Fr Antony Christy, SDB –
September 17, 2023: 24th Sunday in Ordinary time
Sirach 27:33 – 28:9; Romans 14: 7-9; Matthew 18: 21-35
Think of some prominent leaders today who appear to be extremely good, pious and praticing with regard to their religious belief, but are underneath promoting violence, killing and distortion of peace! It is not at all difficult to picture at least a few of them in the world scenario today, isn’t it? Can this be a true Christian value… if the leader is a pronounced Christian, what he or she does is certainly a counter witness to faith and to the values presented by Jesus! The Word today presents forgiveness as the self-identity of a person of God, the trait of a true Christian. It is not to forgive seven times, or several times, but forgiving without count that makes me a Christian to the full.

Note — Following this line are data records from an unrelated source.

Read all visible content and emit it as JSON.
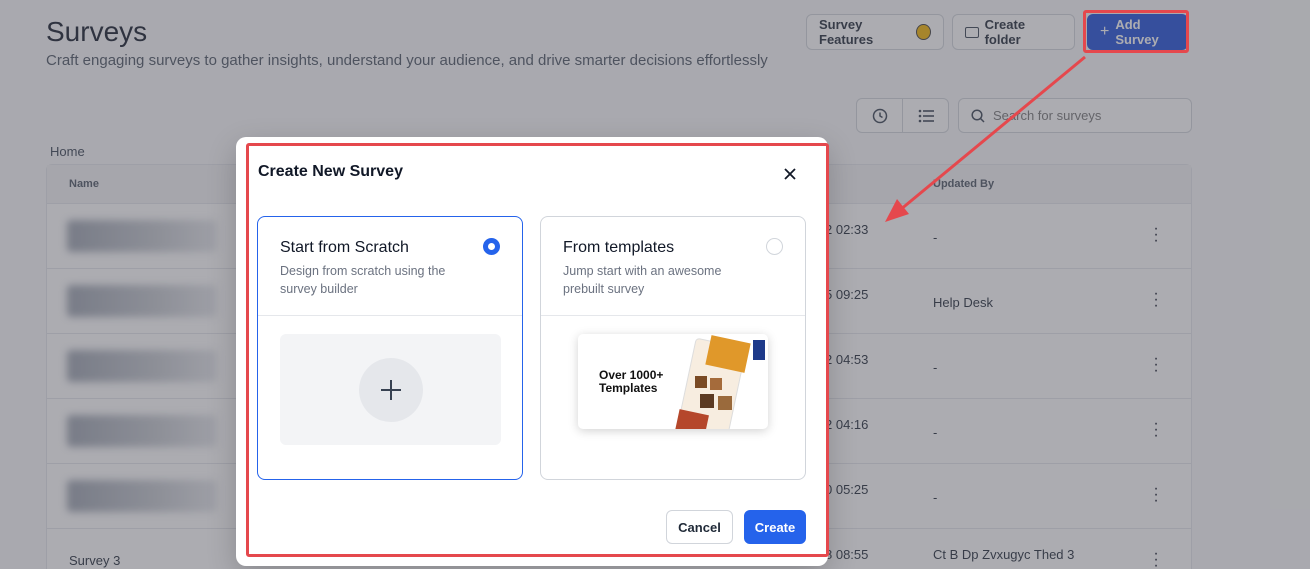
{
  "page": {
    "title": "Surveys",
    "subtitle": "Craft engaging surveys to gather insights, understand your audience, and drive smarter decisions effortlessly",
    "breadcrumb": "Home"
  },
  "header_buttons": {
    "features": "Survey Features",
    "create_folder": "Create folder",
    "add_survey": "Add Survey"
  },
  "search": {
    "placeholder": "Search for surveys"
  },
  "table": {
    "columns": {
      "name": "Name",
      "updated_by": "Updated By"
    },
    "rows": [
      {
        "date": "2 02:33",
        "updated_by": "-"
      },
      {
        "date": "5 09:25",
        "updated_by": "Help Desk"
      },
      {
        "date": "2 04:53",
        "updated_by": "-"
      },
      {
        "date": "2 04:16",
        "updated_by": "-"
      },
      {
        "date": "0 05:25",
        "updated_by": "-"
      },
      {
        "name": "Survey 3",
        "date": "8 08:55",
        "updated_by": "Ct B Dp Zvxugyc Thed 3"
      }
    ]
  },
  "modal": {
    "title": "Create New Survey",
    "options": [
      {
        "title": "Start from Scratch",
        "description": "Design from scratch using the survey builder",
        "selected": true
      },
      {
        "title": "From templates",
        "description": "Jump start with an awesome prebuilt survey",
        "selected": false,
        "preview_text": "Over 1000+ Templates"
      }
    ],
    "cancel_label": "Cancel",
    "create_label": "Create"
  },
  "colors": {
    "primary": "#2563eb",
    "highlight": "#e5484d"
  }
}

Let us first look at how forgiveness is at the very origin of my being a Child of God – as a humanity, we have been saved by that sacrifice – the sacrifice of reconciliation, the blood shed for the forgiveness of sins, the lamb who takes our sins away! The objective salvation of the entire human kind involves forgiveness at its core. On my part, personally, I am chosen in my baptism – again, an experience of forgiveness of the original sin, the tendency that I possess to choose sin over God. Every time I go away from the Lord, there is an ongoing experience of forgiveness that brings me back to the fold and makes me once again a child of God, a son or a daughter of God, in spite of my unworthiness. At the foundation of our faith experience, at the core of our daily experience, there is the experience of being forgiven. However, there is no denying that one of the most difficult Christian tasks that we have is to forgive!

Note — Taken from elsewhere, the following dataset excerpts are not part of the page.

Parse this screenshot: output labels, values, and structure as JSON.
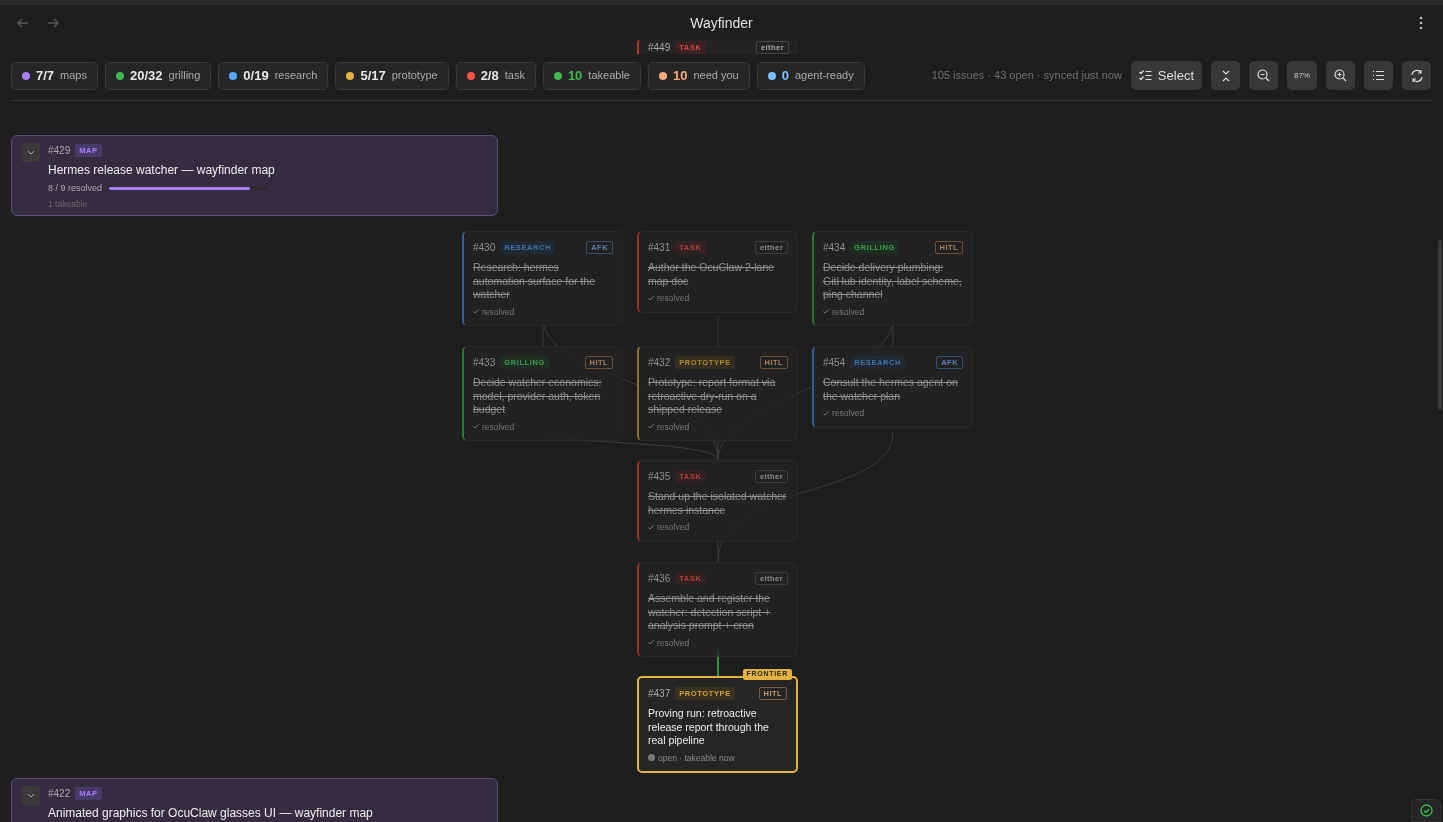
{
  "window": {
    "title": "Wayfinder"
  },
  "chips": [
    {
      "count": "7/7",
      "label": "maps",
      "color": "#a87ef5",
      "accent": false
    },
    {
      "count": "20/32",
      "label": "grilling",
      "color": "#3fb950",
      "accent": false
    },
    {
      "count": "0/19",
      "label": "research",
      "color": "#58a6ff",
      "accent": false
    },
    {
      "count": "5/17",
      "label": "prototype",
      "color": "#e3b341",
      "accent": false
    },
    {
      "count": "2/8",
      "label": "task",
      "color": "#f85149",
      "accent": false
    },
    {
      "count": "10",
      "label": "takeable",
      "color": "#3fb950",
      "accent": true
    },
    {
      "count": "10",
      "label": "need you",
      "color": "#f5a97f",
      "accent": true
    },
    {
      "count": "0",
      "label": "agent-ready",
      "color": "#79c0ff",
      "accent": true
    }
  ],
  "sync_status": "105 issues · 43 open · synced just now",
  "toolbar": {
    "select": "Select",
    "zoom": "87%"
  },
  "maps": [
    {
      "number": "#429",
      "tag": "MAP",
      "title": "Hermes release watcher — wayfinder map",
      "progress_text": "8 / 9 resolved",
      "level": 0.89,
      "takeable": "1 takeable"
    },
    {
      "number": "#422",
      "tag": "MAP",
      "title": "Animated graphics for OcuClaw glasses UI — wayfinder map"
    }
  ],
  "nodes": [
    {
      "number": "#449",
      "kind": "task",
      "tag": "TASK",
      "agent": "either"
    },
    {
      "number": "#430",
      "kind": "research",
      "tag": "RESEARCH",
      "agent": "AFK",
      "title": "Research: hermes automation surface for the watcher",
      "status": "resolved",
      "resolved": true,
      "frontier": false
    },
    {
      "number": "#431",
      "kind": "task",
      "tag": "TASK",
      "agent": "either",
      "title": "Author the OcuClaw 2-lane map doc",
      "status": "resolved",
      "resolved": true,
      "frontier": false
    },
    {
      "number": "#434",
      "kind": "grilling",
      "tag": "GRILLING",
      "agent": "HITL",
      "title": "Decide delivery plumbing: GitHub identity, label scheme, ping channel",
      "status": "resolved",
      "resolved": true,
      "frontier": false
    },
    {
      "number": "#433",
      "kind": "grilling",
      "tag": "GRILLING",
      "agent": "HITL",
      "title": "Decide watcher economics: model, provider auth, token budget",
      "status": "resolved",
      "resolved": true,
      "frontier": false
    },
    {
      "number": "#432",
      "kind": "prototype",
      "tag": "PROTOTYPE",
      "agent": "HITL",
      "title": "Prototype: report format via retroactive dry-run on a shipped release",
      "status": "resolved",
      "resolved": true,
      "frontier": false
    },
    {
      "number": "#454",
      "kind": "research",
      "tag": "RESEARCH",
      "agent": "AFK",
      "title": "Consult the hermes agent on the watcher plan",
      "status": "resolved",
      "resolved": true,
      "frontier": false
    },
    {
      "number": "#435",
      "kind": "task",
      "tag": "TASK",
      "agent": "either",
      "title": "Stand up the isolated watcher hermes instance",
      "status": "resolved",
      "resolved": true,
      "frontier": false
    },
    {
      "number": "#436",
      "kind": "task",
      "tag": "TASK",
      "agent": "either",
      "title": "Assemble and register the watcher: detection script + analysis prompt + cron",
      "status": "resolved",
      "resolved": true,
      "frontier": false
    },
    {
      "number": "#437",
      "kind": "prototype",
      "tag": "PROTOTYPE",
      "agent": "HITL",
      "title": "Proving run: retroactive release report through the real pipeline",
      "status": "open · takeable now",
      "resolved": false,
      "frontier": true,
      "frontier_label": "FRONTIER"
    }
  ]
}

Forgiving becomes a tough call, a strenuous task, a burdensome challenge, for mainly these three reasons:
- Ready Forgetfulness– readily forgetting how much we have been forgiven. Just as in the parable narrated by Jesus in the Gospel today, if only we remain mindful of how much we have been forgiven, we would certainly make all the efforts possible to be ever more forgiving. Human pride makes us forget as soon as possible the fact that we have been forgiven…instead what has to be forgotten, we rarely manage to forget. The famous Thirukkural: நன்றி மறப்பது நன்றன்று நன்றல்ல தன்றே மறப்பது நன்று (no one should forget the goodness of the other, but it is better we forget the ills of life as soon as possible) – is one of the wisest of sayings for a serene life. But when it comes to Christian life, it is not just a pious recommendation but a command for life. Humility helps us remember the forgiveness we have received from the other, and that helps in becoming ourselves more forgiving.

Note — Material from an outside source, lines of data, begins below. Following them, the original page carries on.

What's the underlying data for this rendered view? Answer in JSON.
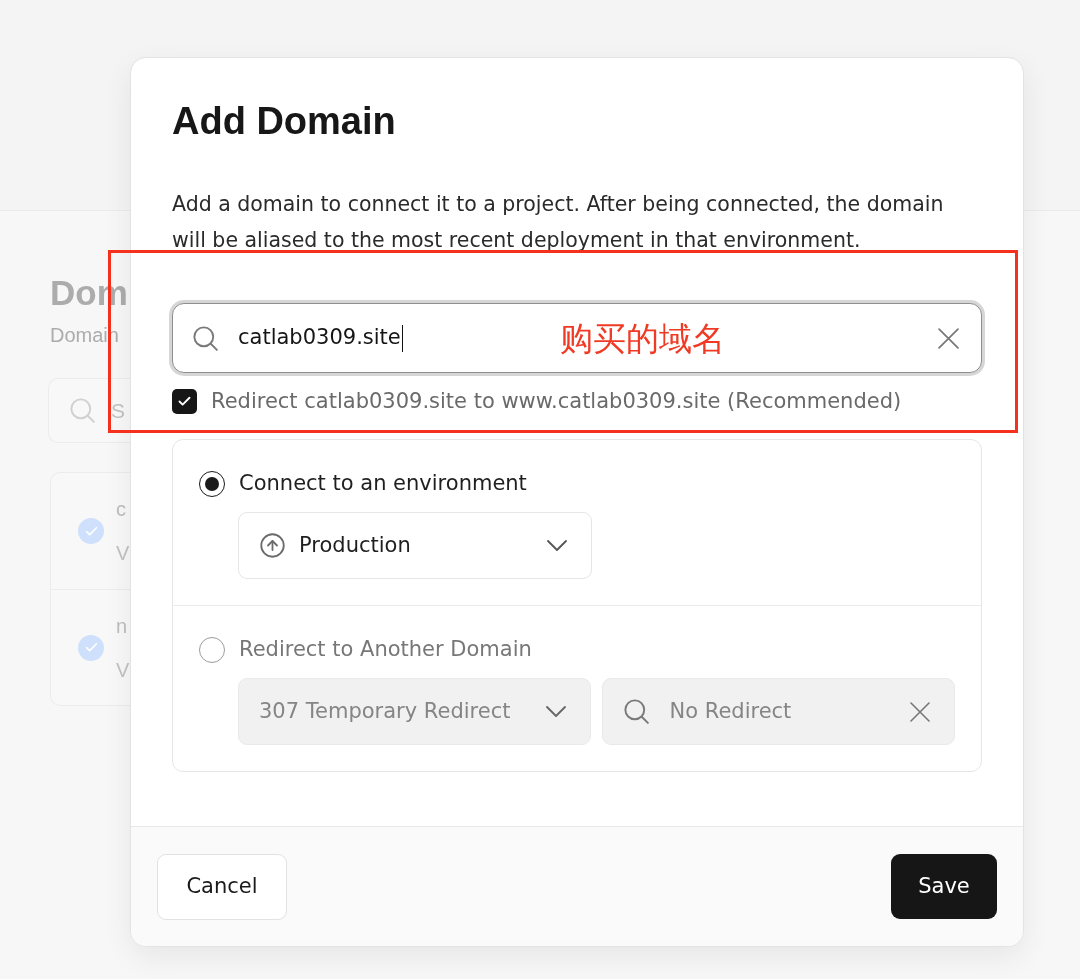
{
  "background_page": {
    "title": "Dom",
    "subtitle": "Domain",
    "search": {
      "placeholder": "S"
    },
    "domains": [
      {
        "name": "c",
        "status": "V",
        "verified": true
      },
      {
        "name": "n",
        "status": "V",
        "verified": true
      }
    ]
  },
  "dialog": {
    "title": "Add Domain",
    "description": "Add a domain to connect it to a project. After being connected, the domain will be aliased to the most recent deployment in that environment.",
    "domain_field": {
      "value": "catlab0309.site",
      "focused": true
    },
    "redirect_www": {
      "label": "Redirect catlab0309.site to www.catlab0309.site (Recommended)",
      "checked": true
    },
    "options": [
      {
        "kind": "environment",
        "label": "Connect to an environment",
        "selected": true,
        "environment": "Production"
      },
      {
        "kind": "redirect",
        "label": "Redirect to Another Domain",
        "selected": false,
        "redirect_type": "307 Temporary Redirect",
        "target_placeholder": "No Redirect"
      }
    ],
    "buttons": [
      {
        "kind": "secondary",
        "label": "Cancel"
      },
      {
        "kind": "primary",
        "label": "Save"
      }
    ]
  },
  "annotation": {
    "label": "购买的域名"
  }
}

- Refusal to Forget– as hinted already, forgetting something that went wrong is an art of happy living. But we refuse to forget the wrongs that others have done – it is not merely the incapacity to forget, but the unwillingness to forget that causes the utmost damage to our selves. We remind ourselves of the hurtful experiences, we wait for a moment to pay back, we wish to see the one who hurt us suffer, we imagine horrible things happen to those who cause sufferings to us, we advocate the destruction of the other as part of retributive justice – these are ways in which we are determined not to forget something that is much better forgotten at the earliest. In the name of validating our feelings, not suppressing our experiences, and making sense of what has happened, we at times get stuck to our negativities and become slaves to our own judgements. We keep alive the wrong memories due to resentment and anger. How can we forgive or how can we truly experience forgiveness with these sentiments at heart.
Reducing our Self-worth – we equate ourselves to what we suffer, our struggles and our pains, our toils and our strains and that makes it extremely difficult to open ourselves to others in forgiveness – we are hurt, irritated and vindictive! Instead, if we are more and more recognizant of our true worth – that whether we live or die, we belong to the Lord, we would see the worthlessness of making too much of a momentary passing experience, but go deeper into the lasting lessons that are left behind. We reduce ourselves to our achievements, our ego, our positions, and our status symbols…anything that affects these, we find it difficult to accept or impossible to overlook. They seem to occupy our mind so much that we want to prove ourselves right or show ourselves as affected! They did not accept him, they did not understand him, they did not follow what he was trying to tell them…but that did not matter to the Lord: he died for them, he died for us! Because Jesus identified himself with his Father, as the Son, as the Lamb, as the Saviour.
Let us remember forever, Forgiveness is the self-identity that Jesus has given us, the characteristic mark that Christ has given us to be his followers – to be Christ-ians!